Pretty much what Admiral Brown (nice name) said. Most of the Upper Peru (save for La Paz) declared its support for the May Revolution and the Buenos Aires Junta, but it was quickly overran by Spanish armies coming from Peru. Argentina was never able to re-occupy the Upper Peru (there were 3 different expeditions to the Upper Peru, all of them ended up failing) until a guy named San Martín took command of the Northern Army, looked at the situation, said "fuck Upper Peru we are never breaking through that", left a local Caudillo in charge of waging guerrilla warfare in Salta to keep the Spanish away, and proceded to cross the Andes and declare the independence of Chile and later Peru proper.
It doesn't help that Sucre, the person who liberated the Upper Peru once and for all, was a commander in Bolivar's army, and that by 1825, when Bolivia was declared independent, Argentina had collapsed into civil war and what was effectively warlordism. This made the idea of joining Argentina again (which was a possibility considered by some) extremely unattractive.

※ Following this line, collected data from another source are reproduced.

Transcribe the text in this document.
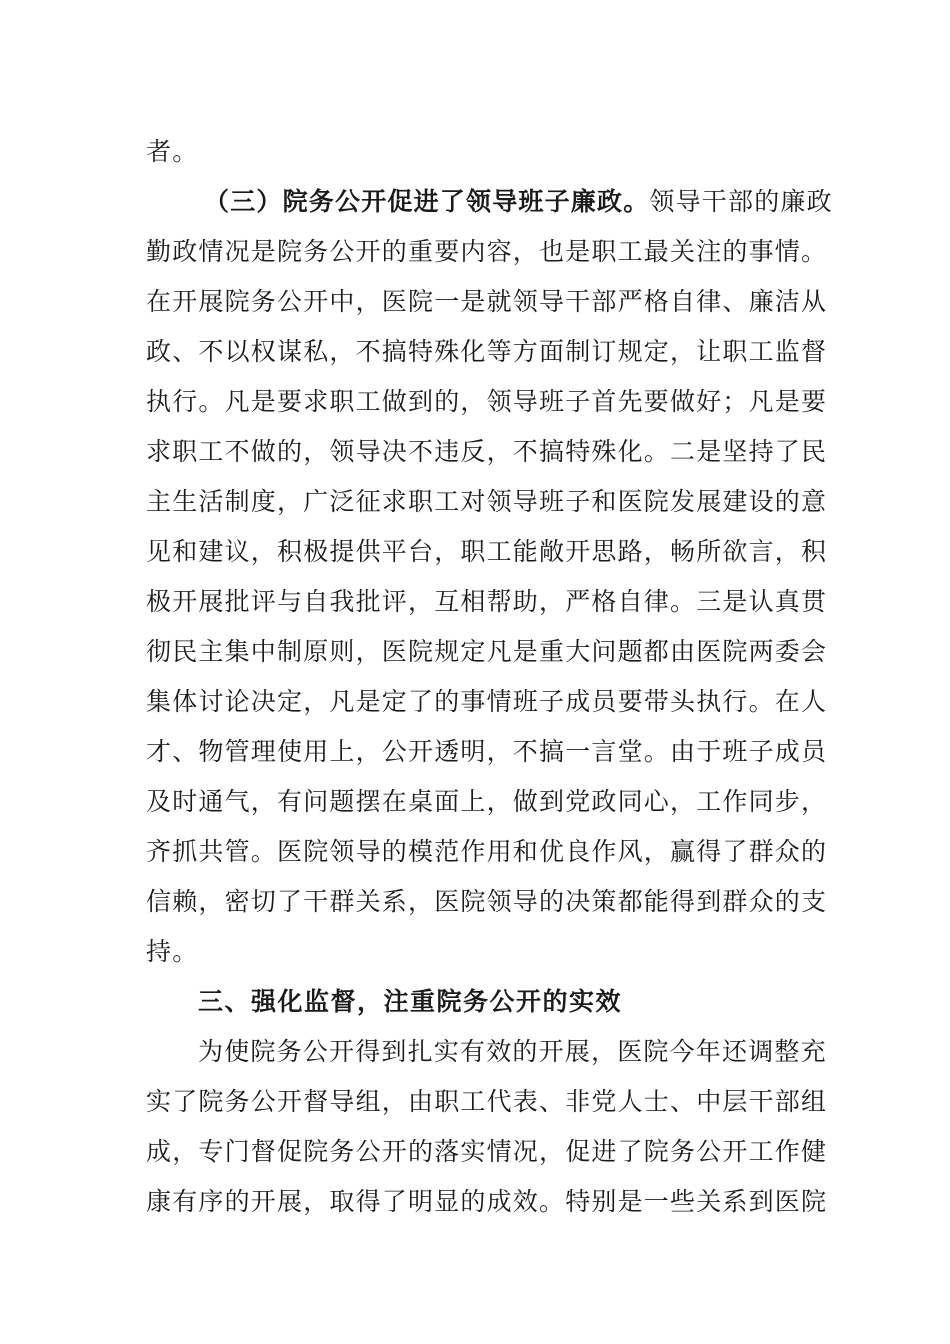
者。
（三）院务公开促进了领导班子廉政。领导干部的廉政
勤政情况是院务公开的重要内容，也是职工最关注的事情。
在开展院务公开中，医院一是就领导干部严格自律、廉洁从
政、不以权谋私，不搞特殊化等方面制订规定，让职工监督
执行。凡是要求职工做到的，领导班子首先要做好；凡是要
求职工不做的，领导决不违反，不搞特殊化。二是坚持了民
主生活制度，广泛征求职工对领导班子和医院发展建设的意
见和建议，积极提供平台，职工能敞开思路，畅所欲言，积
极开展批评与自我批评，互相帮助，严格自律。三是认真贯
彻民主集中制原则，医院规定凡是重大问题都由医院两委会
集体讨论决定，凡是定了的事情班子成员要带头执行。在人
才、物管理使用上，公开透明，不搞一言堂。由于班子成员
及时通气，有问题摆在桌面上，做到党政同心，工作同步，
齐抓共管。医院领导的模范作用和优良作风，赢得了群众的
信赖，密切了干群关系，医院领导的决策都能得到群众的支
持。
三、强化监督，注重院务公开的实效
为使院务公开得到扎实有效的开展，医院今年还调整充
实了院务公开督导组，由职工代表、非党人士、中层干部组
成，专门督促院务公开的落实情况，促进了院务公开工作健
康有序的开展，取得了明显的成效。特别是一些关系到医院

The best way to have Bolivia remain part of Argentina, in my opinion, would be to avert the collapse of the Argentinian State and the Anarchy of the Year XX (which dissolved the Northern Army), and instead, when Sucre is leading his campaign into the region, have the Northern Army join the offensive from the south, meeting the Bolivarian army. Or just have the Spanish be much more incompetent at suppressing the initial recognition of the Buenos Aires Junta in 1811 and 1812.